Em julho deste ano, o presidente Jair Bolsonaro (PL), por meio de decreto, definiu em 25% do salário mínimo (R$ 303) o patamar mínimo da renda dos clientes que deve ser preservada na hora de negociar dívidas, conforme previsto na Lei federal nº 14.181/2021, conhecida como Lei do Superendividamento.
É o chamado mínimo existencial que vai permitir que as pessoas possam negociar seus débitos em atraso sem comprometer as necessidades fundamentais, como alimentação, saúde, higiene e moradia do devedor e de todos que dele dependam.
O percentual, porém, está sendo alvo de críticas dos especialistas. Para Gilberto Barbosa, economista da empresa V8 Capital, esse montante pode restringir a oferta de crédito. Assim, muitos indivíduos possuem mais dificuldades para conseguir empréstimos. "Credores podem vir a ser mais criteriosos na concessão de dívidas, pois o mínimo impõe um teto às parcelas que poderão ser cobradas do devedor", explica.

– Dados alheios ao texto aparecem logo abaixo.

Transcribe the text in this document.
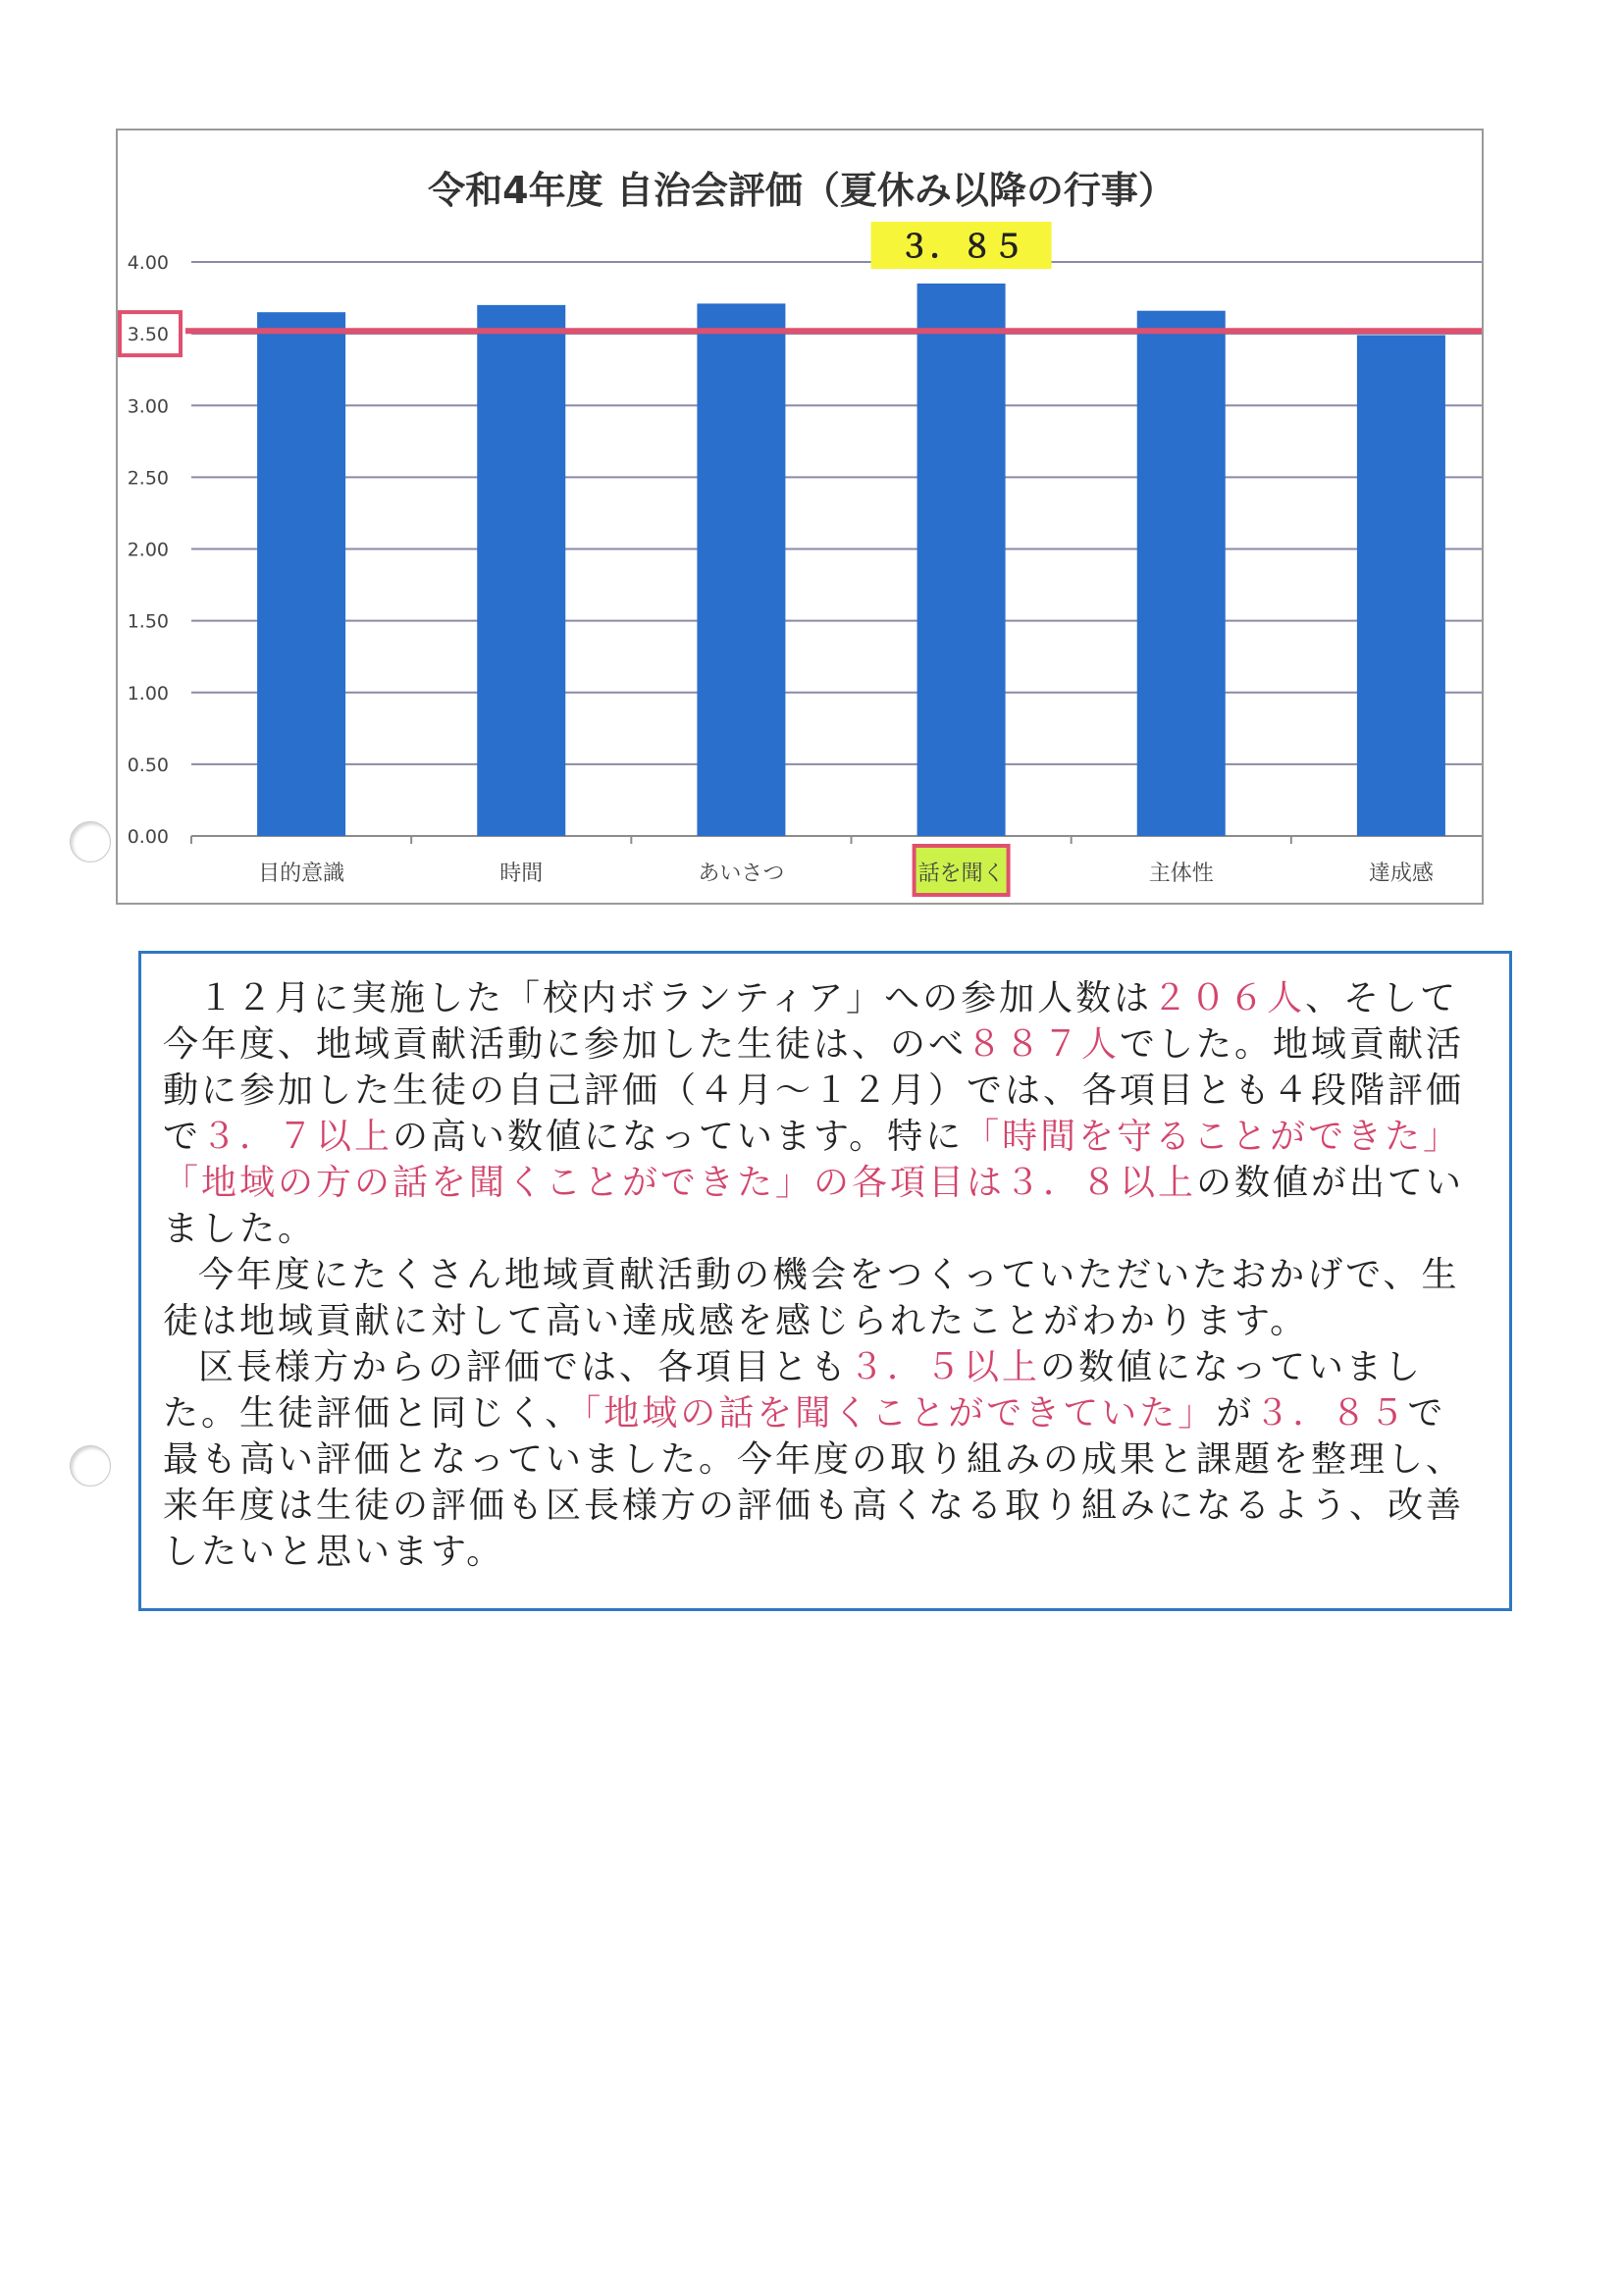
令和4年度 自治会評価（夏休み以降の行事）
0.00
0.50
1.00
1.50
2.00
2.50
3.00
3.50
4.00
目的意識	時間	あいさつ	話を聞く	主体性	達成感
３．８５

１２月に実施した「校内ボランティア」への参加人数は２０６人、そして今年度、地域貢献活動に参加した生徒は、のべ８８７人でした。地域貢献活動に参加した生徒の自己評価（４月～１２月）では、各項目とも４段階評価で３．７以上の高い数値になっています。特に「時間を守ることができた」「地域の方の話を聞くことができた」の各項目は３．８以上の数値が出ていました。

今年度にたくさん地域貢献活動の機会をつくっていただいたおかげで、生徒は地域貢献に対して高い達成感を感じられたことがわかります。

区長様方からの評価では、各項目とも３．５以上の数値になっていました。生徒評価と同じく、「地域の話を聞くことができていた」が３．８５で最も高い評価となっていました。今年度の取り組みの成果と課題を整理し、来年度は生徒の評価も区長様方の評価も高くなる取り組みになるよう、改善したいと思います。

Já Silvana Parente, presidente do Conselho Regional de Economia do Ceará (Corecon), decepcionou-se com o novo decreto. "Quando se tem o mínimo existencial com esses valores, o governo está dizendo que uma pessoa pode sobreviver com esse dinheiro. O resto ela pode pagar tudo que tem aos bancos. É como se estivesse totalmente contra o princípio da lei."
Em uma cidade como Fortaleza, na qual o total da cesta básica é equivalente a R$ 620,87, pouco mais da metade do salário mínimo atual (55,93%), segundo a pesquisa realizada pelo Dieese, a imposição do mínimo existencial em R$ 303, para Silvana Parente, é irrisório.
"Se você considerar a rigor, o mínimo existencial era pra pagar comida, aluguel, remédio e outras necessidades básicas da pessoa digna, e sabemos que não dá. Nem o salário mínimo dá, quanto mais o Auxílio Brasil e esse dinheiro determinado no mínimo existencial. Então realmente ficou algo inconsistente", defende.
Ainda conforme o levantamento do Dieese, o salário mínimo necessário, calculado com base no custo mensal das necessidades básicas do trabalhador e de sua família, composta por dois adultos e duas crianças, e cujo valor é único para todo o País, deveria ser R$ 6.306,97.
Dessa forma, a Lei do Superendividamento não consegue alcançar grande parte da população, visto que o montante estipulado para o mínimo existencial não cobre nem as despesas básicas de alimentação - fora os outros direitos acordados para uma vida digna.
"Não vai resolver o problema das pessoas porque se elas entrarem com o instrumento legal, que é da lei, elas vão ter que pagar tudo que elas ganham até sobrar R$ 303. Então, para poder pagar seus débitos, tem-se que abrir mão de uma quantia muito alta e ficar com pouco. Elas teriam direito de ter uma vida digna pela lei, mas, na prática, não. Então grande parte dos brasileiros não pode se beneficiar da lei", diz Silvana.